By Terry Tinkess
AgriNews Staff Writer

It seems that with every new advancement in science and technology, entire new series of problems develop that usually don’t have to be dealt with by the ones responsible for the advancements. Solar power could be considered as such a situation.

The movement to green energy sources has led to a rapid growth of roof-top solar panels. Many businesses and homeowners have seen an opportunity to not only reduce the cost of their electrical usage, but in some cases even reap the rewards of being able to send the surplus back to the grid. Better for the environment and a cost savings for the end user, so apparently a win-win situation, right? Not everyone is in total agreement with that assessment.

As early as 2013, alarms were being sounded by professional firefighters that these rooftop panels presented a new hazard to the steps, they normally take in combating a structural blaze.

Normal practice would be to cut a hole in the roof decking to allow heat and super-heated gases to escape. With rooftop solar panels installed, however, there were concerns that even if the panels were “turned off” at the panel, that they could still be generating electrical current. There were also concerns that the weight on existing roof structures would make them prone to collapse faster and even that the surface of the panels would make it easier to slip and fall off the roof.

As the building industry played catchup, there were changes that necessitated the requirement for a building permit in some situations, as well as the regulation that a building could not exist solely to provide a place to install panels. According to Jacob Forget, the chief building official for the township of North Dundas, there haven’t been any recent additional changes.

“There were no recent changes in the building code with regards to solar panels that I am aware of,” said Forget. “Depending on size of the solar panels, they may need a building permit which is inspected by building inspectors and the electrical safety authority. The fire departments are typically not involved in [this type] of installation/permit process.”

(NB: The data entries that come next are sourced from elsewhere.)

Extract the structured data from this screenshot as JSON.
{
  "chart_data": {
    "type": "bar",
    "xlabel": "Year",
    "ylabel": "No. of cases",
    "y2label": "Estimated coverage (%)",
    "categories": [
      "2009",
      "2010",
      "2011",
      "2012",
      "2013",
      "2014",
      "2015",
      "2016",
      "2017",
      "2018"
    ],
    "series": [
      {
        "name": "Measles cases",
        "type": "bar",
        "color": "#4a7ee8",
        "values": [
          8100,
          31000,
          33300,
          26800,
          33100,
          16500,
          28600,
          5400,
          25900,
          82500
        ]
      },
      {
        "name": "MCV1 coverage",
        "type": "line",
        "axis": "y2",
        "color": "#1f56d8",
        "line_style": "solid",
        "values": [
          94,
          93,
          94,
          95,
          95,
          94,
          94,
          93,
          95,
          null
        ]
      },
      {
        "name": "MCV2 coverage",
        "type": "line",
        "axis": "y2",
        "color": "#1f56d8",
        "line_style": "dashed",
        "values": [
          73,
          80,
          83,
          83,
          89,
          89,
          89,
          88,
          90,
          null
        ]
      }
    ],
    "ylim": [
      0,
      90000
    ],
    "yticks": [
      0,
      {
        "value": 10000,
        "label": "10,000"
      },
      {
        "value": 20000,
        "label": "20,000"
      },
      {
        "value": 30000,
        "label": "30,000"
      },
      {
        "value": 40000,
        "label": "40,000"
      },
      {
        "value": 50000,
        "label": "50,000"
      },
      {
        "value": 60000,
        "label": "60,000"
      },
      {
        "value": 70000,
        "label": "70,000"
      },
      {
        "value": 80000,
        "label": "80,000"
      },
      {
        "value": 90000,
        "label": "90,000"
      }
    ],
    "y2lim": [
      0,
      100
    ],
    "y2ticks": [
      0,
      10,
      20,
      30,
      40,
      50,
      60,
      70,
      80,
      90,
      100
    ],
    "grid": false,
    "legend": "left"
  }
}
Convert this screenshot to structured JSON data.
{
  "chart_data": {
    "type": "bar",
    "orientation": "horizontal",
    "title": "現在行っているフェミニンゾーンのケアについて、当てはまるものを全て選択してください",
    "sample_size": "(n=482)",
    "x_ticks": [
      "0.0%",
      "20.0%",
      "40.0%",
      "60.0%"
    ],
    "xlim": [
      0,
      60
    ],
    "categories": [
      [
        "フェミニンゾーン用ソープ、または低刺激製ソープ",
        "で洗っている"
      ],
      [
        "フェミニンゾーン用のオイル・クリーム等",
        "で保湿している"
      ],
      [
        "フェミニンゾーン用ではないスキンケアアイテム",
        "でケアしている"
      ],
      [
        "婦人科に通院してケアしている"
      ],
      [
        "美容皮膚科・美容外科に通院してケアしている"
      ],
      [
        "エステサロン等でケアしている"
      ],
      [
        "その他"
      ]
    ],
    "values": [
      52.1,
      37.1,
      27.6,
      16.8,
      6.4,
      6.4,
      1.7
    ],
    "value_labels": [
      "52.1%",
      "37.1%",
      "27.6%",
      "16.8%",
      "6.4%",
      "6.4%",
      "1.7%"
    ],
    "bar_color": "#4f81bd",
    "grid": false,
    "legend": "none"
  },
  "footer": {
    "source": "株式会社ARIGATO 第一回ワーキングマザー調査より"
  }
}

Firefighters have a long history of problem solving, and if there is a way to safely do their job, they will find a way to do so. When the housing industry moved from dimension lumber in construction to materials such as OSB panels, they changed their approach knowing that burn times had been shortened and when modern material burned, they could release gases that could be carcinogenic.

According to the International Association of Fire Fighters, rooftop solar panels pose an increased risk of electrocution for firefighters. However, this problem can be mitigated by knowing your system and how it was installed. Being able to shut down systems in accordance with electric code requirements can help protect first responders. Clear labelling of the different components is essential.

In all cases, the safest approach is to assume that the panels are live. Never take it for granted that they aren’t.

As the technology continues to develop and new approaches to installation and safety are developed, it is important that the voices of all involved parties are heard. Everyone wants to have access to cheap electricity and being able to move toward a greener environment is something to strive for, but not at the cost of anyone not being able to make it home at the end of their shift.